Essay from ACRL - Changing Roles of Academic and Research Libraries
ACRL has released a report highlighting the changes academic libraries in particular are experiencing due to the changes in the information marketplace and is the result from a meeting held late last year.
“This essay derives from a Roundtable on Technology and Change in Academic Libraries, convened by the Association of College and Research Libraries (ACRL) on November 2-3, 2006 in Chicago.”
This essay offers a lot of practical insight into the changes that are happening all around us due to the exponential growth starting with the development of the web, just a little over fifteen, short years ago. It has come to the point that it is no longer feasible for libraries to continue their traditional role as gatekeeper.
“At the same time, however, traditional structures of authority and qualitative certification, which the library embedded both in its own collection and in the scholarly apparatus it supported, have been engulfed in a flood of information from multiple sources, disseminated primarily in digital form, and retrievable by means that the library, and hence the academy, no longer control.”
Have libraries been supplanted by the web?
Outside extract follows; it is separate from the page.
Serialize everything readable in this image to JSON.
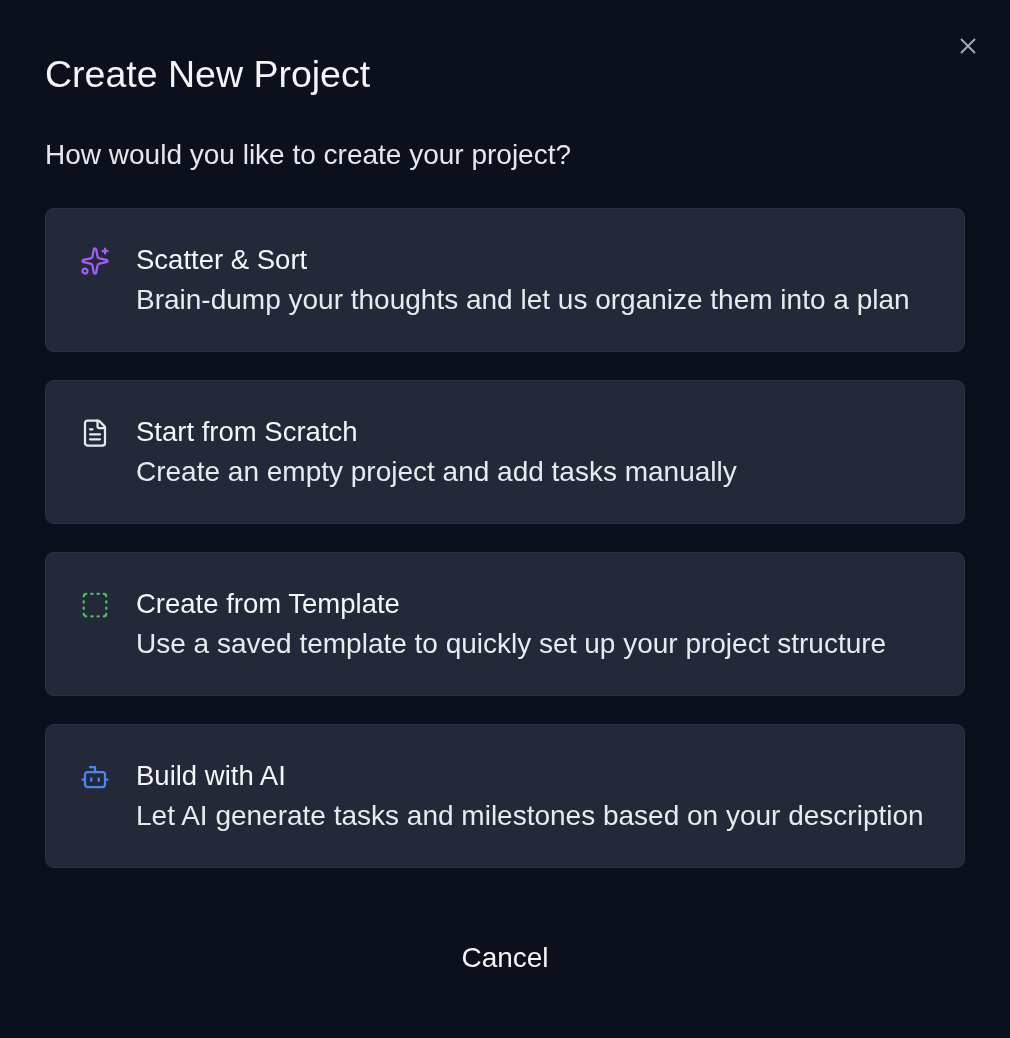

Many of the younger librarians I know regularly visit Wikipedia and are addicted to Google when it comes to locating and consuming content. I think the following paragraph needs to be thoughtfully considered throughout the academic library community as many users are considering their libraries irrelevant to their work.
“Among young people in particular, however, there is a tendency to consider the library as primarily the domain of the book; fewer now regard the library as either a primary source of information or as a means to discover and access knowledge that exists beyond its own physical collection. The recent OCLC report, College Students’ Perceptions of Libraries and Information Resources, indicates that most undergraduates either do not visit their campus library or do so only one or two times per year. Librarians and faculty members alike complain that young people too often conceive the research process as beginning and ending with an Internet search. Several have observed that it takes only one dissatisfying experience with a library to solidify a student’s conviction that the Internet provides more efficient, productive, and enjoyable paths to information.”
These are just my initial thoughts and I’ll post more as I am continuing to digest the essay. What are your thoughts?